In the hospital, during his inspection of his patients, Jim logs-in to the caregiver interface and opens Montse’s record and sees there is a recommendation asking for acknowledgement regarding the non-compliancy and suggesting that with a click of a button he can send Montse an educations reinforcement message. He reads the recommendation and decides to send the educational reinforcement message to Montse: “Remember that it is very important that you keep following diet recommendations and measuring blood glucose frequently”.
- High BG levels falsely detected:
The next morning Montse receives a recommendation at her specified breakfast notification time to measure her BG. She logs-in to the MG app and enters a 193 mg/dL glucose level. The system recognizes that this value is pretty high (compared to her previous measurements) and this might indicate a possible error in the entered value. The system asks Montse to re-enter her BG measurement.
Montse directly sees her mistake; she was a bit sleepy this morning and she by accident entered a wrong value. She wanted to input 93 mg/dL. Luckily she gets the opportunity to correct. The system recognizes this more likely value, which is within normal range. The correct data is stored in the PHR.
- Good metabolic control:
Montse recovered from a small period of non-compliancy. During the past month, she was very consistent in sending BG measurements. Because BG levels were normal along the period, the clinical context of good metabolic control is true for Montse.

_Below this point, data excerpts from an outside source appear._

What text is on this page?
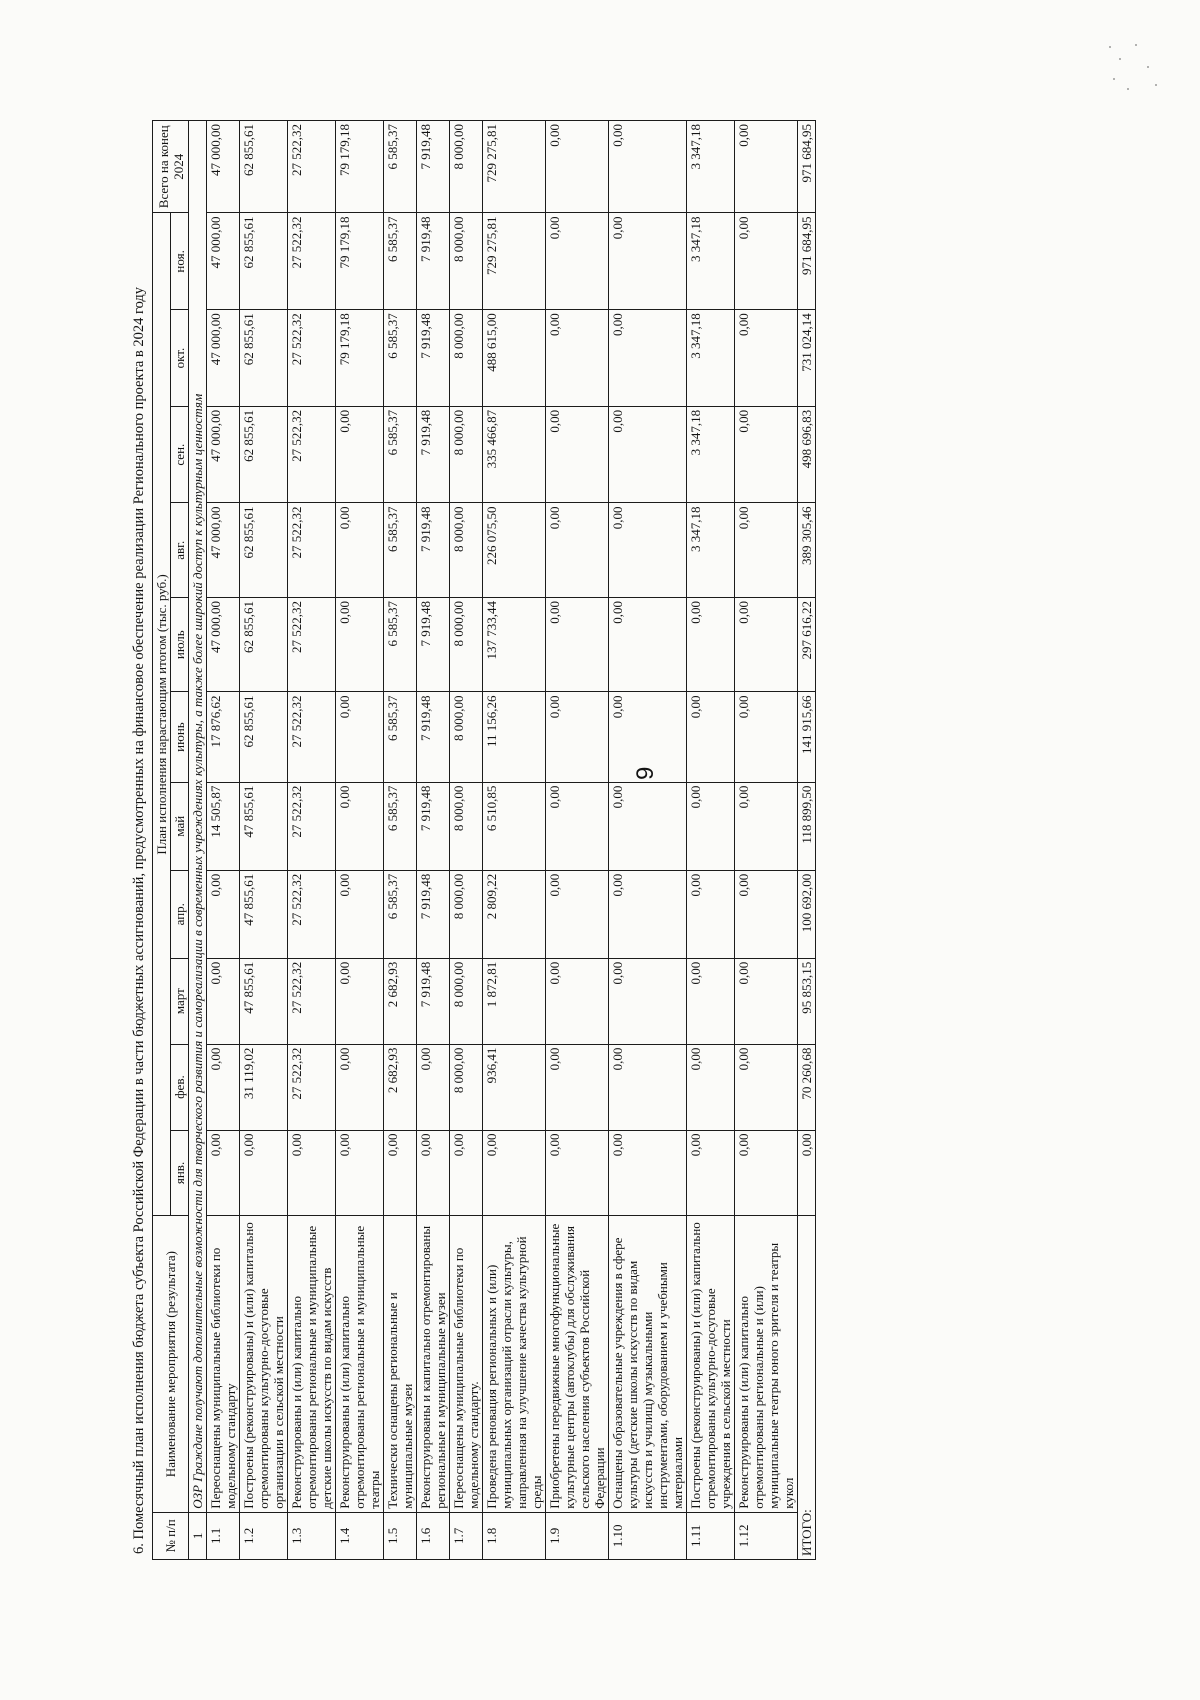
6. Помесячный план исполнения бюджета субъекта Российской Федерации в части бюджетных ассигнований, предусмотренных на финансовое обеспечение реализации Регионального проекта в 2024 году	№ п/п	Наименование мероприятия (результата)	План исполнения нарастающим итогом (тыс. руб.)											Всего на конец 2024
		янв.	фев.	март	апр.	май	июнь	июль	авг.	сен.	окт.	ноя.	
1	ОЗР Граждане получают дополнительные возможности для творческого развития и самореализации в современных учреждениях культуры, а также более широкий доступ к культурным ценностям												
1.1	Переоснащены муниципальные библиотеки по модельному стандарту	0,00	0,00	0,00	0,00	14 505,87	17 876,62	47 000,00	47 000,00	47 000,00	47 000,00	47 000,00	47 000,00
1.2	Построены (реконструированы) и (или) капитально отремонтированы культурно-досуговые организации в сельской местности	0,00	31 119,02	47 855,61	47 855,61	47 855,61	62 855,61	62 855,61	62 855,61	62 855,61	62 855,61	62 855,61	62 855,61
1.3	Реконструированы и (или) капитально отремонтированы региональные и муниципальные детские школы искусств по видам искусств	0,00	27 522,32	27 522,32	27 522,32	27 522,32	27 522,32	27 522,32	27 522,32	27 522,32	27 522,32	27 522,32	27 522,32
1.4	Реконструированы и (или) капитально отремонтированы региональные и муниципальные театры	0,00	0,00	0,00	0,00	0,00	0,00	0,00	0,00	0,00	79 179,18	79 179,18	79 179,18
1.5	Технически оснащены региональные и муниципальные музеи	0,00	2 682,93	2 682,93	6 585,37	6 585,37	6 585,37	6 585,37	6 585,37	6 585,37	6 585,37	6 585,37	6 585,37
1.6	Реконструированы и капитально отремонтированы региональные и муниципальные музеи	0,00	0,00	7 919,48	7 919,48	7 919,48	7 919,48	7 919,48	7 919,48	7 919,48	7 919,48	7 919,48	7 919,48
1.7	Переоснащены муниципальные библиотеки по модельному стандарту.	0,00	8 000,00	8 000,00	8 000,00	8 000,00	8 000,00	8 000,00	8 000,00	8 000,00	8 000,00	8 000,00	8 000,00
1.8	Проведена реновация региональных и (или) муниципальных организаций отрасли культуры, направленная на улучшение качества культурной среды	0,00	936,41	1 872,81	2 809,22	6 510,85	11 156,26	137 733,44	226 075,50	335 466,87	488 615,00	729 275,81	729 275,81
1.9	Приобретены передвижные многофункциональные культурные центры (автоклубы) для обслуживания сельского населения субъектов Российской Федерации	0,00	0,00	0,00	0,00	0,00	0,00	0,00	0,00	0,00	0,00	0,00	0,00
1.10	Оснащены образовательные учреждения в сфере культуры (детские школы искусств по видам искусств и училищ) музыкальными инструментами, оборудованием и учебными материалами	0,00	0,00	0,00	0,00	0,00	0,00	0,00	0,00	0,00	0,00	0,00	0,00
1.11	Построены (реконструированы) и (или) капитально отремонтированы культурно-досуговые учреждения в сельской местности	0,00	0,00	0,00	0,00	0,00	0,00	0,00	3 347,18	3 347,18	3 347,18	3 347,18	3 347,18
1.12	Реконструированы и (или) капитально отремонтированы региональные и (или) муниципальные театры юного зрителя и театры кукол	0,00	0,00	0,00	0,00	0,00	0,00	0,00	0,00	0,00	0,00	0,00	0,00
ИТОГО:		0,00	70 260,68	95 853,15	100 692,00	118 899,50	141 915,66	297 616,22	389 305,46	498 696,83	731 024,14	971 684,95	971 684,95
9
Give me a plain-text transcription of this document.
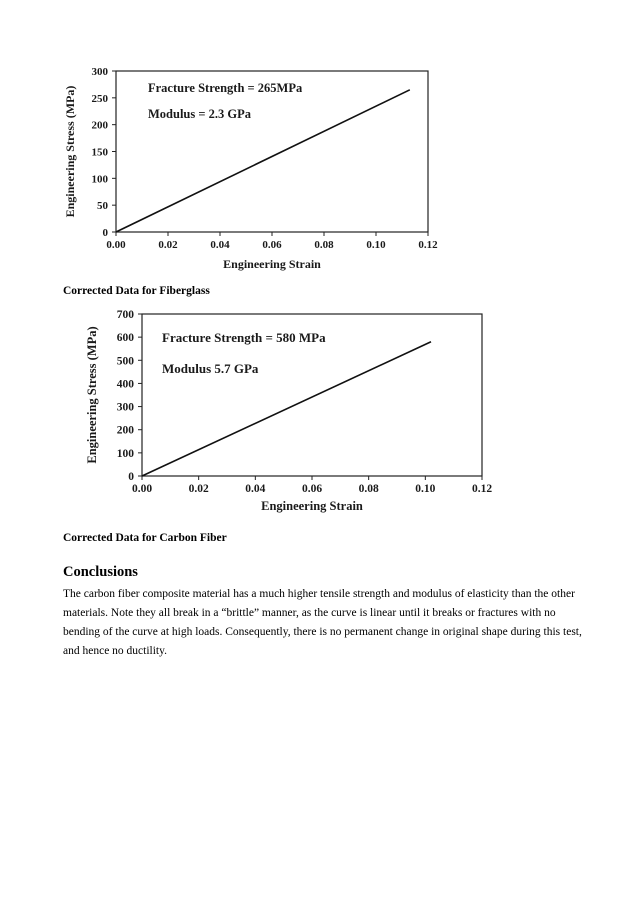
0.00	0.02	0.04	0.06	0.08	0.10	0.12
0
50
100
150
200
250
300
Engineering Strain
Engineering Stress (MPa)	Fracture Strength = 265MPa
Modulus = 2.3 GPa
0.00	0.02	0.04	0.06	0.08	0.10	0.12
0
100
200
300
400
500
600
700
Engineering Strain
Engineering Stress (MPa)	Fracture Strength = 580 MPa
Modulus 5.7 GPa
Corrected Data for Fiberglass
Corrected Data for Carbon Fiber
Conclusions
The carbon fiber composite material has a much higher tensile strength and modulus of elasticity than the other materials. Note they all break in a “brittle” manner, as the curve is linear until it breaks or fractures with no bending of the curve at high loads. Consequently, there is no permanent change in original shape during this test, and hence no ductility.
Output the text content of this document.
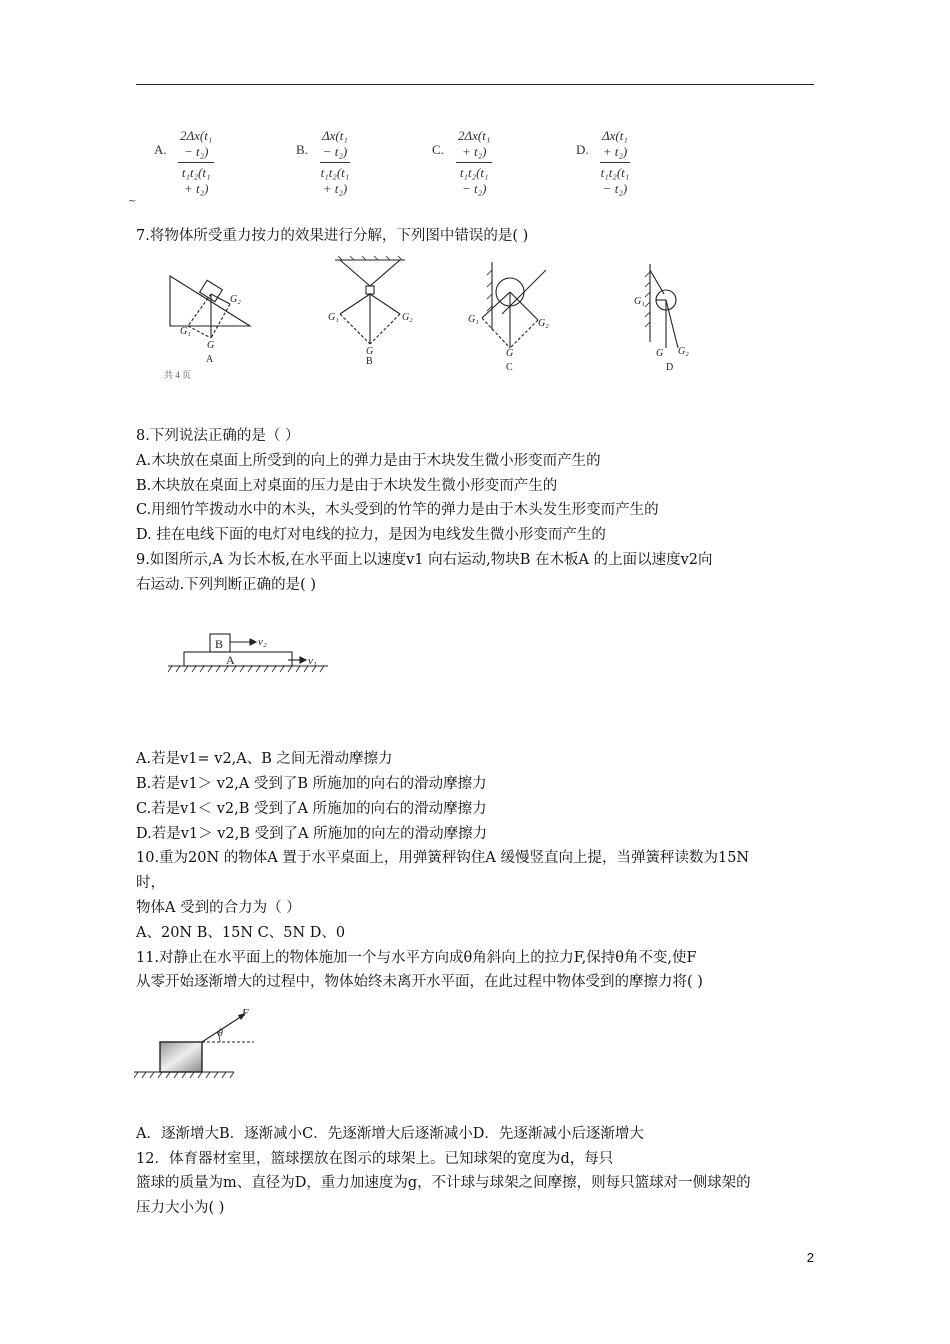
A. $\frac{\text{2Δx(t₁ − t₂)}}{\text{t₁t₂(t₁ + t₂)}}$	B. $\frac{\text{Δx(t₁ − t₂)}}{\text{t₁t₂(t₁ + t₂)}}$	C. $\frac{\text{2Δx(t₁ + t₂)}}{\text{t₁t₂(t₁ − t₂)}}$	D. $\frac{\text{Δx(t₁ + t₂)}}{\text{t₁t₂(t₁ − t₂)}}$
~
7.将物体所受重力按力的效果进行分解，下列图中错误的是( )
G₂
G₁
G
G₁	G₂
G
G₁	G₂
G
G₁
G G₂
A	B
C	D
共 4 页
8.下列说法正确的是（ ）
A.木块放在桌面上所受到的向上的弹力是由于木块发生微小形变而产生的
B.木块放在桌面上对桌面的压力是由于木块发生微小形变而产生的
C.用细竹竿拨动水中的木头，木头受到的竹竿的弹力是由于木头发生形变而产生的
D. 挂在电线下面的电灯对电线的拉力，是因为电线发生微小形变而产生的
9.如图所示,A 为长木板,在水平面上以速度v1 向右运动,物块B 在木板A 的上面以速度v2向
右运动.下列判断正确的是( )
B
A
v₂
v₁
A.若是v1= v2,A、B 之间无滑动摩擦力
B.若是v1＞ v2,A 受到了B 所施加的向右的滑动摩擦力
C.若是v1＜ v2,B 受到了A 所施加的向右的滑动摩擦力
D.若是v1＞ v2,B 受到了A 所施加的向左的滑动摩擦力
10.重为20N 的物体A 置于水平桌面上，用弹簧秤钩住A 缓慢竖直向上提，当弹簧秤读数为15N
时，
物体A 受到的合力为（ ）
A、20N B、15N C、5N D、0
11.对静止在水平面上的物体施加一个与水平方向成θ角斜向上的拉力F,保持θ角不变,使F
从零开始逐渐增大的过程中，物体始终未离开水平面，在此过程中物体受到的摩擦力将( )
F
θ
A．逐渐增大B．逐渐减小C．先逐渐增大后逐渐减小D．先逐渐减小后逐渐增大
12．体育器材室里，篮球摆放在图示的球架上。已知球架的宽度为d，每只
篮球的质量为m、直径为D，重力加速度为g，不计球与球架之间摩擦，则每只篮球对一侧球架的
压力大小为( )
2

The system detects this context and sends a recommendation to the Jim to indicate that it might be possible to decrease the frequency of monitoring BG levels.
Jim logs-in the caregiver interface and looks at the received recommendation. He acknowledges the proposed changes in treatment. The MobiGuide system sends new projections to her mobile phone with the new scheduling.
After the mobile decision-support system analyzing it, Montse receives a message to indicate that her treatment is changed and that she can measure blood glucose levels twice a week instead of every day: “Your blood glucose levels show an appropriate glycemic control; you can reduce the number of daily measurements to measure blood glucose twice a week” (3-4 times a day but only twice a week).